Hace unos días se suicidó alguien al que niños discapacitados de todo el mundo le debían sonrisas de felicidad: José Luis Barbero, de 59 años, adiestrador de delfines y creador de técnica rehabilitadora llamada delfinoterapia.
Barbero observó que los niños con dificultades físicas o psíquicas expresaban una ruidosa alegría en los espectáculos de delfines.
Se introdujo con ellos en el agua y los puso a jugar con los animales, que también mostraban su ¿alegría? pidiendo más y más juegos: así nacía la delfinoterapia.
Como los demás entrenadores, enseñaba a los delfines como si fueran otros niños, pero traviesos, los llamaba por su nombre y les increpaba “pero qué tonto eres”, y cosas así, a la vez que les daba mínimos golpecitos en el morro.
Unos animalistas grabaron esas técnicas mientras trabajaba en el Marineland de Palma de Mallorca.
Eran de la asociación barcelonesa, FAADA, y SOS Delfines, que divulgaron imágenes manipuladas acelerando secuencias para que pareciera que pegaba a los animales y para dictaminar que al llamarle “bobo” a un delfín era humillarlo y darle toques en el lomo que ni siquiera eran cachetes era maltrato.

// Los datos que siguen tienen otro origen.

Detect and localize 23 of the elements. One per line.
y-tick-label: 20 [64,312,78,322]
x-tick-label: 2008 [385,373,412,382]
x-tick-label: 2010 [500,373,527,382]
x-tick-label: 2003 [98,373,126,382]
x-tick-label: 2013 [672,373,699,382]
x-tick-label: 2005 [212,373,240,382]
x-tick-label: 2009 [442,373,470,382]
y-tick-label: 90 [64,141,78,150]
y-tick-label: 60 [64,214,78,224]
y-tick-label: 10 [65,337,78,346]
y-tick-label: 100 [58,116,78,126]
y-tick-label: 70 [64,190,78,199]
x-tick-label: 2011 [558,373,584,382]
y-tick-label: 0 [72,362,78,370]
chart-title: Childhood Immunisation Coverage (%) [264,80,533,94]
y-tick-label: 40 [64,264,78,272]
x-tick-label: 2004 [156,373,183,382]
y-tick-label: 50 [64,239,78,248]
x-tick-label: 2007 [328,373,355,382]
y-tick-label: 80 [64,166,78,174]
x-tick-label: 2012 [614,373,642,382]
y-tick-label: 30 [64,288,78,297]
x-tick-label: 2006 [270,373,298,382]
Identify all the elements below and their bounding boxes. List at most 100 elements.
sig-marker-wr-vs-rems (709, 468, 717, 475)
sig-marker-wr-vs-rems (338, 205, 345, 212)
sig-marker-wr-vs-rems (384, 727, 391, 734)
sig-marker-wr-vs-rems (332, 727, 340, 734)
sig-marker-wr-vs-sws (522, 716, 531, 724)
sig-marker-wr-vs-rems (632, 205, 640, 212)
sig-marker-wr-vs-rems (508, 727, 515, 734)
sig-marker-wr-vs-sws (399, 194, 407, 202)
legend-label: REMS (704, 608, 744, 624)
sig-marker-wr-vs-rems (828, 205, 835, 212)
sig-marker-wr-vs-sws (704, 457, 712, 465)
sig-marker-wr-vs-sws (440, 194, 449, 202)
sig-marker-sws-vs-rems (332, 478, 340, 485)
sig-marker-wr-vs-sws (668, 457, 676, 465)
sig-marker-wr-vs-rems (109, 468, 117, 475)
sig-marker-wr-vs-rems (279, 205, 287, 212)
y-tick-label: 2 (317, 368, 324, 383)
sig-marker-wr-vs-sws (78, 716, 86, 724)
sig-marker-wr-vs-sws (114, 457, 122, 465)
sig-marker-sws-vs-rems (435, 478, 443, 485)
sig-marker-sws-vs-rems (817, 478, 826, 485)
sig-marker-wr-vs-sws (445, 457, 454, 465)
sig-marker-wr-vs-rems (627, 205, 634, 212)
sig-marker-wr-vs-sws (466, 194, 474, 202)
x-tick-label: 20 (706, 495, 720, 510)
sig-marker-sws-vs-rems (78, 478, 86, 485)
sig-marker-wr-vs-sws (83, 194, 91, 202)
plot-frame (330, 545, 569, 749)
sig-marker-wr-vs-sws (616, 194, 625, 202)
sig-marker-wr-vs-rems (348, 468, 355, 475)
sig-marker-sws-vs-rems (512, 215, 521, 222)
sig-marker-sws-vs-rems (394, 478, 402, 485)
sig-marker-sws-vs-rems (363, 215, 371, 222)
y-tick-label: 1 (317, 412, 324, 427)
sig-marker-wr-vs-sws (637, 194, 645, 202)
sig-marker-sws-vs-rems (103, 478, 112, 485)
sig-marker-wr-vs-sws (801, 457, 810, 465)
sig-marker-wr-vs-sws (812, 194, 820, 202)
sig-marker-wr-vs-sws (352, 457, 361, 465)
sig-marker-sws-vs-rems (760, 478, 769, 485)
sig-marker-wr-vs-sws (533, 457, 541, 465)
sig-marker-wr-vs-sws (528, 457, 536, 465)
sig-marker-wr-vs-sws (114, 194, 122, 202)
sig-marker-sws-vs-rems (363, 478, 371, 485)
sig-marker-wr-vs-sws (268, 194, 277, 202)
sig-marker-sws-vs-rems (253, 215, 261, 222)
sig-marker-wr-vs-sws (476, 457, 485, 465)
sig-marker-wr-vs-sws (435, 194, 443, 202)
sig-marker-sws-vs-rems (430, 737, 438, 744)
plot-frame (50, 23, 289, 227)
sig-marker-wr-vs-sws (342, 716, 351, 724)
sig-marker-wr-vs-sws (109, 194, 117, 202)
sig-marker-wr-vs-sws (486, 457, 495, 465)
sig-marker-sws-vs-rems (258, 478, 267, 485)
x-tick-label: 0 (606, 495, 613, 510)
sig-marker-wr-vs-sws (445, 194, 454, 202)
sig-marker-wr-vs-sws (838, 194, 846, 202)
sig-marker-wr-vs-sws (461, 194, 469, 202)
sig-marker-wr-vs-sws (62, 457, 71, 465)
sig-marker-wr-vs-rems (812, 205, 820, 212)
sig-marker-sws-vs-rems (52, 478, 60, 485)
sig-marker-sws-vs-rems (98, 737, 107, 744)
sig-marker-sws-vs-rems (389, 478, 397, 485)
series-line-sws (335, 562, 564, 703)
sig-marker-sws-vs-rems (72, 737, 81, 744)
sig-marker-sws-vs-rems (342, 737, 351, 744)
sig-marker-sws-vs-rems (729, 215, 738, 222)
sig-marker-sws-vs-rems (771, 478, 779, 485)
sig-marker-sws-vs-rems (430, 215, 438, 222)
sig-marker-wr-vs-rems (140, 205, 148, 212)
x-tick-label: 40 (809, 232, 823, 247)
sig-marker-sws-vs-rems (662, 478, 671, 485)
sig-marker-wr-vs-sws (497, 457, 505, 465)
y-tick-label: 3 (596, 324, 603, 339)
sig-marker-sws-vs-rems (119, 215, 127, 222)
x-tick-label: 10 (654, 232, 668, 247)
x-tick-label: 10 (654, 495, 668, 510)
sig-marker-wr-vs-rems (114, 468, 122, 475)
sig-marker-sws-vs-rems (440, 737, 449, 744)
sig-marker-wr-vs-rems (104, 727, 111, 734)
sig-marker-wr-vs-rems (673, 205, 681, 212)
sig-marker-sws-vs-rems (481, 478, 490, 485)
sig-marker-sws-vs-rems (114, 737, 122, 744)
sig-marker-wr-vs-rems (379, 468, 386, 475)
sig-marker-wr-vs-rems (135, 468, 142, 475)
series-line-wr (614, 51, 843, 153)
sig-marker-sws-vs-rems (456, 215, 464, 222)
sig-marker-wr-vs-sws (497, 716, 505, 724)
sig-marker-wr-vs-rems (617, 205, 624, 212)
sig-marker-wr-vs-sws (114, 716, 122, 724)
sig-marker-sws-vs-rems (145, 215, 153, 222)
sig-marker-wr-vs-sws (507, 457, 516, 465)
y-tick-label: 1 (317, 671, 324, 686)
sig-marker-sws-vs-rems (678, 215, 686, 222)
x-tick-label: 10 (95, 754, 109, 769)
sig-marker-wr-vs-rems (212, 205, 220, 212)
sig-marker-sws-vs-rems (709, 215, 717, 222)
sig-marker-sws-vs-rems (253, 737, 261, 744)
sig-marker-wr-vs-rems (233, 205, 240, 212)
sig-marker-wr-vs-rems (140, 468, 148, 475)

Poco antes de que divulgaran las imágenes por internet le habían ofrecido a Barbero un cargo directivo en un gran delfinario estadounidense, la culminación de sus 35 años de profesión.
Se entienden las protestas pacíficas ante el Toro de la Vega o el del Júbilo, pero el animalismo ya tiene sus extremistas intimidadores, incluso violentos, y que además usan internet para sus linchamientos mediáticos.
José Luis Barbero comenzó a recibir amenazas de esos fanáticos, incluso de muerte, para él y su familia, y perdió la oferta americana.
“Este linchamiento me ha destrozado la vida”, decía, abrumado. En su máxima desesperación se suicidó.
Linchados: un humano, una viuda, dos hijos, la delfinoterapia.